COA Series: What are Clinician-Reported Outcomes (ClinROs)?

This webinar featured John H. Powers III, MD, FACP, FIDSA [C], Professor of Clinical Medicine, George Washington University School of Medicine. Clinician-reported outcome (ClinRO) measures are a type of clinical outcome assessment. This webinar provided an overview of ClinROs and how they are related to what patients report as being most important to them.

Watch the webinar or read a summary of the webinar below.

By Aimee Lee Russell, Associate, Programs

On Thursday, September 12, John Powers, MD, FACP, FIDSA, Professor of Clinical Medicine, School of Medicine, at George Washington University spoke about clinician-reported outcomes (ClinROs) and their importance in clinical research as part of the NHC’s 10th webinar in our Clinical Outcome Assessment (COA) series.

Dr. Powers shared that a clinician-reported outcome (ClinRO) is a “report that comes from a trained health-care professional after he/she observes a patient’s health condition. ClinROs are generated by clinical judgement or interpretation of a patient’s observable signs, physical manifestations, and/or behaviors related to a condition or disease.” A ClinRO is based upon what that clinician observes. For example, a clinician can observe that a patient appears to be in pain. But, that clinician cannot report on that patient’s pain level.  Only the patient can do that.

So, when is a ClinRO appropriate to use in clinical research instead of using a direct patient report like a patient-reported outcome (PRO) measure? A ClinRO is an appropriate measure to use when:

  • A clinician can make accurate assessments of observations that reflect patient feeling, function, or predict survival. For example, a clinician listens to wheezing during a lung exam. Patients don’t typically listen to their own lungs.
  • Patients are unable to self-report on their own health status due to mental or physical impairment or age (e.g., neonates).

Dr.
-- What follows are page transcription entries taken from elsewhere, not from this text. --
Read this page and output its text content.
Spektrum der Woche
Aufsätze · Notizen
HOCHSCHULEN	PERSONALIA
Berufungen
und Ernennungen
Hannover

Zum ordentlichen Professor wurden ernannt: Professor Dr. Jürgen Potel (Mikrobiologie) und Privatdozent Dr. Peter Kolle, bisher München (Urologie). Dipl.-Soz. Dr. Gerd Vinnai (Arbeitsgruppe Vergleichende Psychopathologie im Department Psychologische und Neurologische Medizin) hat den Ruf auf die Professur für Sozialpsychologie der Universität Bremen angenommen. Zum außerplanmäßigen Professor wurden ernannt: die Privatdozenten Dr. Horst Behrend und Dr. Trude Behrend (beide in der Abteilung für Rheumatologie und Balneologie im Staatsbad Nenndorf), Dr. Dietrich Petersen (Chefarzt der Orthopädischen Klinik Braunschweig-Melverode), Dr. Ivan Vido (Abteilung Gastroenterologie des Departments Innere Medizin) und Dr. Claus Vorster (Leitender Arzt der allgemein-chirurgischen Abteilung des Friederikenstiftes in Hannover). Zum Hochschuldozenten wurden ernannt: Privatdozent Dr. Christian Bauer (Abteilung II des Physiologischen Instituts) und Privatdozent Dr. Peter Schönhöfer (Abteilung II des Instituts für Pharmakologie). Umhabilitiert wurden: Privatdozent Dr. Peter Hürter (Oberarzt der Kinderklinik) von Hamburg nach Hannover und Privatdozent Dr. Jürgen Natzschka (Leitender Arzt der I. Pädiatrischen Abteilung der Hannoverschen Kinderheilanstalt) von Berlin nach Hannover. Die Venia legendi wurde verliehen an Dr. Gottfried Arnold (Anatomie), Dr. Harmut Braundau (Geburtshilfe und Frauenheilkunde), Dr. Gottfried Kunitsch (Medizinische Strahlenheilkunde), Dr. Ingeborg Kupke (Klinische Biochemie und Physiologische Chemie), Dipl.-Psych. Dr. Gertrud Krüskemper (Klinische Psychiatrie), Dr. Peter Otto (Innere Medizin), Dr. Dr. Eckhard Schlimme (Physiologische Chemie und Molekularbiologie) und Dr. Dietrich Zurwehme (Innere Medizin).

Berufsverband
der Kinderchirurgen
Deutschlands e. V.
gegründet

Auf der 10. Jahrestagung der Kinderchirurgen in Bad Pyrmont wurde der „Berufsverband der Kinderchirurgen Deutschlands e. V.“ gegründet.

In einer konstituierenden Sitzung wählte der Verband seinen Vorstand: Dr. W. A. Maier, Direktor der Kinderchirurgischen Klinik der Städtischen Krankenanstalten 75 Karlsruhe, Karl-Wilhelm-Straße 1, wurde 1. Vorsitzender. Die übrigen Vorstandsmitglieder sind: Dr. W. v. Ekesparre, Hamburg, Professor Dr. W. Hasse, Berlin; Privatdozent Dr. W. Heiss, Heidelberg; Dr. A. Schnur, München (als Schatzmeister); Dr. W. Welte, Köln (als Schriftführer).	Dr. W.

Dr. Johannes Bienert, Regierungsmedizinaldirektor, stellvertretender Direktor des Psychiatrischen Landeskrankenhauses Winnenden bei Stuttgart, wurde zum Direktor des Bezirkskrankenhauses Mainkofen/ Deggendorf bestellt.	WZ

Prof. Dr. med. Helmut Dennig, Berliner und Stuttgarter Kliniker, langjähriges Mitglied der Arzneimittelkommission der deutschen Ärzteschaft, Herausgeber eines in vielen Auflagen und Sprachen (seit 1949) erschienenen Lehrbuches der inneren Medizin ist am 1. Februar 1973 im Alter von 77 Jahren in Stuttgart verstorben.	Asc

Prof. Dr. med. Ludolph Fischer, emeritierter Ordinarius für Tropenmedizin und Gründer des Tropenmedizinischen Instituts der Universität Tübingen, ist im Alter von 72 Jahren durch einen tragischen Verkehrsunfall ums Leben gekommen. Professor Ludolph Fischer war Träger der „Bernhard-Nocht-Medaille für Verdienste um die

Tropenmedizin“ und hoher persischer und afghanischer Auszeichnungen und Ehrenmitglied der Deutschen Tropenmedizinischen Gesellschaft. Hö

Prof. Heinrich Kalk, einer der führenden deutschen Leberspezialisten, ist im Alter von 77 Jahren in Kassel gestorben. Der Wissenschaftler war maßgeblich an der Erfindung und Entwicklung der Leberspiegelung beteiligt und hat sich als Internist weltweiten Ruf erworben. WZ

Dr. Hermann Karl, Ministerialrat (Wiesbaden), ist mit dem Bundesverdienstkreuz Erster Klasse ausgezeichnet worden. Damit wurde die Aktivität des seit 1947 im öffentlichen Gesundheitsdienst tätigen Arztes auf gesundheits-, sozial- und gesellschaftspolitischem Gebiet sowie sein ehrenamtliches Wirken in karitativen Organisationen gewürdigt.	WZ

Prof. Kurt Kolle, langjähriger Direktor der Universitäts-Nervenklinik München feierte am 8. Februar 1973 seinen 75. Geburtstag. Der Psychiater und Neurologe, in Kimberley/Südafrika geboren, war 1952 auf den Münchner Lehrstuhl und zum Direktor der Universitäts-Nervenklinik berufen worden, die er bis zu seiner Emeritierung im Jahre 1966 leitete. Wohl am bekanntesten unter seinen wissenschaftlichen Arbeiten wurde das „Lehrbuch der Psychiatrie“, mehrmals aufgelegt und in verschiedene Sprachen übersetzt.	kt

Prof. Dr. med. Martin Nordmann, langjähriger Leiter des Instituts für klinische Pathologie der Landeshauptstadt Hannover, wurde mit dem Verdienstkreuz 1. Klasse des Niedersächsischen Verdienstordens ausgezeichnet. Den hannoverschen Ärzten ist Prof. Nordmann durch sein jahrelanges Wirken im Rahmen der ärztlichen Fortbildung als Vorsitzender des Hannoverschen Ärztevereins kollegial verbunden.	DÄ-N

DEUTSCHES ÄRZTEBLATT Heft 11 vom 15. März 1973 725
Powers stressed that if a patient is able to directly assess the concept or “thing” being measured, for example through a PRO, that is more desirable than using a ClinRO.

Additionally, it’s important to keep in mind that patient engagement is still important when developing ClinROs because whether it is the patient or a provider making assessment, the “thing” being measured should be something important to patients.